Cash levels among institutional and retail investors are at record levels as the S&P/ASX200 and technology-heavy Nasdaq Composite notch 4.6% and 24.1% losses, respectively this year.

When investors return their cash to markets, they must decide how: one bracing plunge or a series of smaller investments spaced out over time. In other words, to dollar-cost average or not?

For those on the sidelines, we revisit the age-old debate around dollar cost averaging. What is it? How does it differ from other strategies? And what do critics have to say about it?

What is dollar cost averaging?

“Dollar-cost-averaging is the notion of moving money into securities slowly over time rather than all at once,” according to Morningstar’s Christine Benz.

Assume an investor receives $5,000 from an inheritance or tax return. They want to invest in Telstra shares and have two options: Invest the full sum in one go or spread it out over several months or years. The method echoes logic familiar to the many investors who set aside a portion of a pay to invest.

Dollar cost averagers argue buying shares over a regular period of time circumvents the issue of picking highs and lows in the market; investors buy in at an average price for the stock. In cases where markets are trending lower, dollar cost averaging also spreads losses out.

The piecemeal approach also encourages investors to commit to regular purchases and avoid the agonies of market timing.

“Dollar-cost averaging can help investors overcome some of the psychological impediments that can bedevil investors, especially the difficulty of staying disciplined with their investment programs in tough markets,” says Benz.

Dollar cost averaging Tesla shares

Let's look at a worked example using Tesla shares.
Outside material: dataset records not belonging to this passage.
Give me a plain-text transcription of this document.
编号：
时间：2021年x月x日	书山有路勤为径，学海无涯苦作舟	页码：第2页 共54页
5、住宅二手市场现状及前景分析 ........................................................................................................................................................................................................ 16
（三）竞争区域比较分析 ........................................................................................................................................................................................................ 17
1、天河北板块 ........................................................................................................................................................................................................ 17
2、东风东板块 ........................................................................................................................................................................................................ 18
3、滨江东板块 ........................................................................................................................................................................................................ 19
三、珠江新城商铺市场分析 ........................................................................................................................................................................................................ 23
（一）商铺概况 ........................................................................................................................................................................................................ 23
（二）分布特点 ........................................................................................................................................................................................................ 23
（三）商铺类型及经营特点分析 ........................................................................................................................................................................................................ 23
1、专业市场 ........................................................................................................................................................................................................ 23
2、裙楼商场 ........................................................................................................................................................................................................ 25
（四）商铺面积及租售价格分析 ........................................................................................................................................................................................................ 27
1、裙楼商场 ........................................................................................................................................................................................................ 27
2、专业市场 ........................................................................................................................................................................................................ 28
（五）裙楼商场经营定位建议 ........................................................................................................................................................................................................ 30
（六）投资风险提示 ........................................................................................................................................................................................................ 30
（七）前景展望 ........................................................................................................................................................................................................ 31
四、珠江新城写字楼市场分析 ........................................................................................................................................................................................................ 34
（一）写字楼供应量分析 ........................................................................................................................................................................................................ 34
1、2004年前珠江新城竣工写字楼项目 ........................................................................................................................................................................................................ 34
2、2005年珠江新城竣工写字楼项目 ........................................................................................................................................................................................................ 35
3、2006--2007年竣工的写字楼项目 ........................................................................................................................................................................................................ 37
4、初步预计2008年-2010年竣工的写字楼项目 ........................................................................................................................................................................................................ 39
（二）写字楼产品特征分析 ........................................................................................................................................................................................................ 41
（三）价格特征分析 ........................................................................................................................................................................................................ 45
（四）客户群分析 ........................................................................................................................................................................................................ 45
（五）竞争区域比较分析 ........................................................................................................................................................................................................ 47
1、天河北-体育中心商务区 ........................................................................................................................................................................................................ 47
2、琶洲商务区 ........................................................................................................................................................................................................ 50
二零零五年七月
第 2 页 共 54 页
Telsa peaked at US$1229.91 on 4 November last year and has steadily declined since. With dollar cost averaging, an investor who bought $10,000 worth of Tesla in monthly increments of $2,000 starting in January would have paid an average of $997 per share. Cheaper than lump sum investments in January or April, but more expensive than purchases in February, March or May.

What do critics say?

As the Tesla example shows, timing is key to the success of dollar cost averaging. When markets fall, those using the strategy minimise losses. However, piecemeal purchases mean investors miss returns when markets are rising.

Detractors argue markets rise more often than they fall and therefore dollar cost averagers miss out on potential earnings more than they dodge potential losses.

A 2012 study from Vanguard showed that over the average 10-year time frame, dollar cost averaging underperformed lump sum investing nine out of 10 times. Morningstar research in 2019 arrived at a similar conclusion.

Even someone investing a lump sum on the eve of the Global Financial Crisis still outperformed a dollar-cost averaged portfolio ten years later, according to report authors Maciej Kowara and Pau Kaplan.

“If returns are generally positive, you're better off having more dollars working for you instead of holding them back to invest over time,” says Morningstar’s Amy Arnott. “Statistically speaking, the market goes up more often than it goes down, so keeping money off to the side usually doesn't help.”

Ultimately, human psychology matters too. Where investing large sums at once makes someone more likely to delay investing or sell at the wrong time, dollar cost averaging may be more suitable.

“However, if dipping a few toes in the water at a time is the only way you can ease yourself back into the pool, it's better than just sitting on dry land forever,” says Arnott.